Home Cosmetic Science Talk Formulating Understanding pH Buffers & pH Adjustments in Skin Care Formulations

  • Understanding pH Buffers & pH Adjustments in Skin Care Formulations

    Posted by JSharp93 on April 29, 2020 at 12:53 pm

    Hello Everone,

    I trust you are all well and keeping safe during these uncertain times.

    Having had more spare time on my hand I have decided to revisit my old notes taken during my Cosmetic Science Diploma, in the attempt to better understand cosmetic formulation.

    I am trying to understand how to go about stabilising the pH of a skin care formulation. From my old reference books I understand that one would use a pH Buffer to stabilise and maintain a products pH. These buffers consist of an acid such as Citric Acid and a corresponding base; in the case of Citric Acid you would use Sodium Citrate. My question is how, would you go about formulating with a buffer? Is there a set % you would require to use in order to have a obtain the desired pH? At what stage would you add the pH buffer?

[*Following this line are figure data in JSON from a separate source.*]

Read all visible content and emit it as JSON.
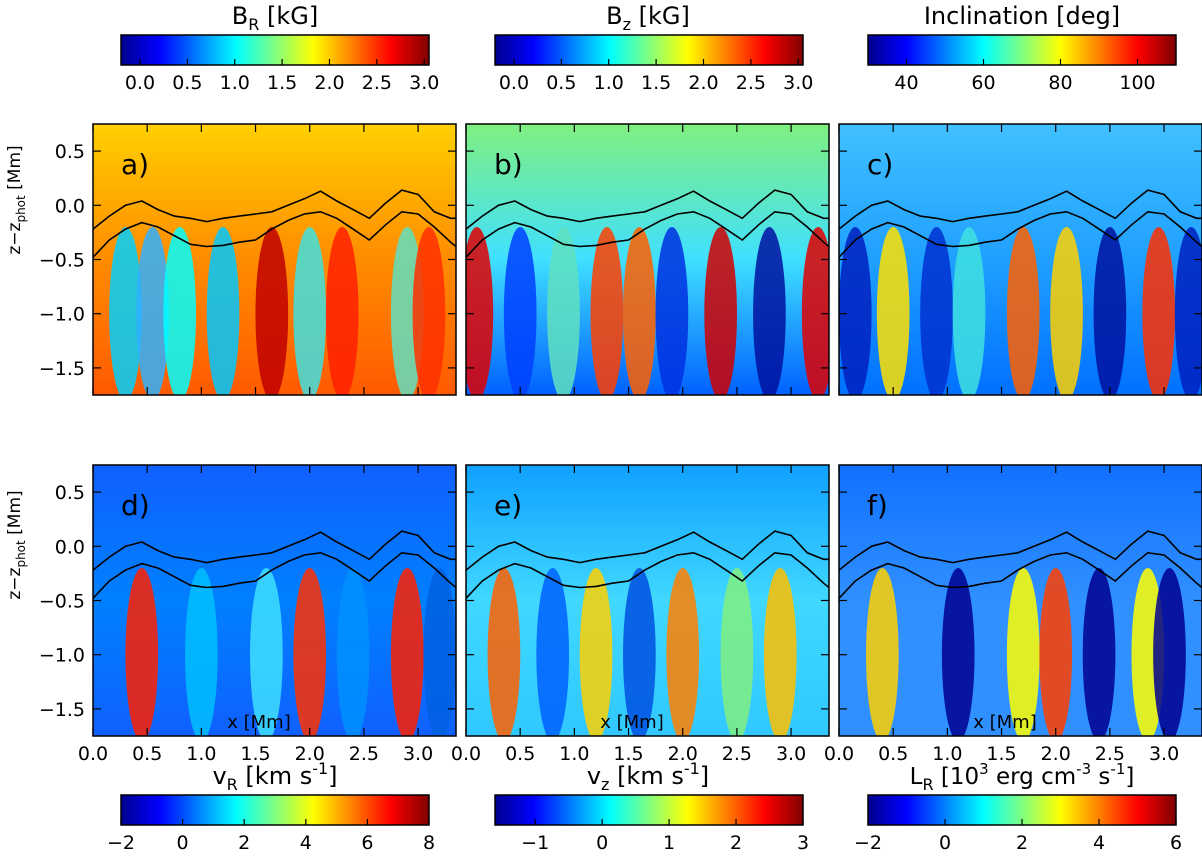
{
  "colormap": [
    "#00008f",
    "#0000ff",
    "#0080ff",
    "#00ffff",
    "#80ff80",
    "#ffff00",
    "#ff8000",
    "#ff0000",
    "#800000"
  ],
  "colorbars": [
    {
      "id": "br",
      "title_main": "B",
      "title_sub": "R",
      "title_rest": " [kG]",
      "ticks": [
        "0.0",
        "0.5",
        "1.0",
        "1.5",
        "2.0",
        "2.5",
        "3.0"
      ],
      "tick_values": [
        0,
        0.5,
        1,
        1.5,
        2,
        2.5,
        3
      ],
      "range": [
        -0.2,
        3.05
      ]
    },
    {
      "id": "bz",
      "title_main": "B",
      "title_sub": "z",
      "title_rest": " [kG]",
      "ticks": [
        "0.0",
        "0.5",
        "1.0",
        "1.5",
        "2.0",
        "2.5",
        "3.0"
      ],
      "tick_values": [
        0,
        0.5,
        1,
        1.5,
        2,
        2.5,
        3
      ],
      "range": [
        -0.2,
        3.05
      ]
    },
    {
      "id": "inc",
      "title_main": "Inclination [deg]",
      "title_sub": "",
      "title_rest": "",
      "ticks": [
        "40",
        "60",
        "80",
        "100"
      ],
      "tick_values": [
        40,
        60,
        80,
        100
      ],
      "range": [
        30,
        110
      ]
    },
    {
      "id": "vr",
      "title_main": "v",
      "title_sub": "R",
      "title_rest": " [km s",
      "title_sup": "-1",
      "title_end": "]",
      "ticks": [
        "−2",
        "0",
        "2",
        "4",
        "6",
        "8"
      ],
      "tick_values": [
        -2,
        0,
        2,
        4,
        6,
        8
      ],
      "range": [
        -2,
        8
      ]
    },
    {
      "id": "vz",
      "title_main": "v",
      "title_sub": "z",
      "title_rest": " [km s",
      "title_sup": "-1",
      "title_end": "]",
      "ticks": [
        "−1",
        "0",
        "1",
        "2",
        "3"
      ],
      "tick_values": [
        -1,
        0,
        1,
        2,
        3
      ],
      "range": [
        -1.6,
        3
      ]
    },
    {
      "id": "lr",
      "title_main": "L",
      "title_sub": "R",
      "title_rest": " [10",
      "title_sup": "3",
      "title_end": " erg cm",
      "title_sup2": "-3",
      "title_end2": " s",
      "title_sup3": "-1",
      "title_end3": "]",
      "ticks": [
        "−2",
        "0",
        "2",
        "4",
        "6"
      ],
      "tick_values": [
        -2,
        0,
        2,
        4,
        6
      ],
      "range": [
        -2,
        6
      ]
    }
  ],
  "panels": [
    {
      "id": "a",
      "label": "a)"
    },
    {
      "id": "b",
      "label": "b)"
    },
    {
      "id": "c",
      "label": "c)"
    },
    {
      "id": "d",
      "label": "d)"
    },
    {
      "id": "e",
      "label": "e)"
    },
    {
      "id": "f",
      "label": "f)"
    }
  ],
  "axes": {
    "xlabel": "x [Mm]",
    "ylabel_main": "z−z",
    "ylabel_sub": "phot",
    "ylabel_rest": " [Mm]",
    "xlim": [
      0,
      3.35
    ],
    "ylim": [
      -1.75,
      0.75
    ],
    "xticks": [
      "0.0",
      "0.5",
      "1.0",
      "1.5",
      "2.0",
      "2.5",
      "3.0"
    ],
    "xtick_values": [
      0,
      0.5,
      1,
      1.5,
      2,
      2.5,
      3
    ],
    "yticks": [
      "0.5",
      "0.0",
      "−0.5",
      "−1.0",
      "−1.5"
    ],
    "ytick_values": [
      0.5,
      0,
      -0.5,
      -1,
      -1.5
    ]
  },
  "chart_data": {
    "type": "heatmap",
    "panels": [
      "a) B_R [kG]",
      "b) B_z [kG]",
      "c) Inclination [deg]",
      "d) v_R [km s^-1]",
      "e) v_z [km s^-1]",
      "f) L_R [10^3 erg cm^-3 s^-1]"
    ],
    "x": [
      0.0,
      0.15,
      0.3,
      0.45,
      0.6,
      0.75,
      0.9,
      1.05,
      1.2,
      1.35,
      1.5,
      1.65,
      1.8,
      1.95,
      2.1,
      2.25,
      2.4,
      2.55,
      2.7,
      2.85,
      3.0,
      3.15,
      3.3,
      3.35
    ],
    "contour_upper_z": [
      -0.22,
      -0.1,
      0.0,
      0.04,
      -0.04,
      -0.1,
      -0.12,
      -0.15,
      -0.12,
      -0.1,
      -0.08,
      -0.06,
      0.0,
      0.06,
      0.13,
      0.04,
      -0.04,
      -0.12,
      0.02,
      0.14,
      0.1,
      -0.06,
      -0.12,
      -0.12
    ],
    "contour_lower_z": [
      -0.48,
      -0.32,
      -0.22,
      -0.16,
      -0.2,
      -0.28,
      -0.36,
      -0.38,
      -0.37,
      -0.34,
      -0.32,
      -0.22,
      -0.14,
      -0.08,
      -0.06,
      -0.12,
      -0.22,
      -0.32,
      -0.18,
      -0.06,
      -0.08,
      -0.2,
      -0.34,
      -0.38
    ],
    "xlim": [
      0,
      3.35
    ],
    "ylim": [
      -1.75,
      0.75
    ],
    "xlabel": "x [Mm]",
    "ylabel": "z−z_phot [Mm]"
  }
}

    For example, if I was formulating a Toner product that requires a final pH of 5.5 how might I go about achieving this pH and how might I stabilise said pH?

    Apologies for all the questions but any help would be much appreciated.

    JSharp93 replied 3 years, 11 months ago 2 Members · 2 Replies
  • 2 Replies
  • EVchem

    April 29, 2020 at 5:56 pm

    There was a very recent post on this topic 

    Basically if you know what pH you want your formula to be you can select a buffer that has a range encompassing your selected pH. Citric acid should be fine for 5.5, and with a little base (sodium hydroxide would work well) you can create the sodium citrate in situ.  

    So make your toner and adjust pH at the end using a combination of your acid and base. You would then check the sample over a period of time to see if the buffer remains effective

  • JSharp93

    April 30, 2020 at 2:00 pm

    Thank you very much for your help EVchem.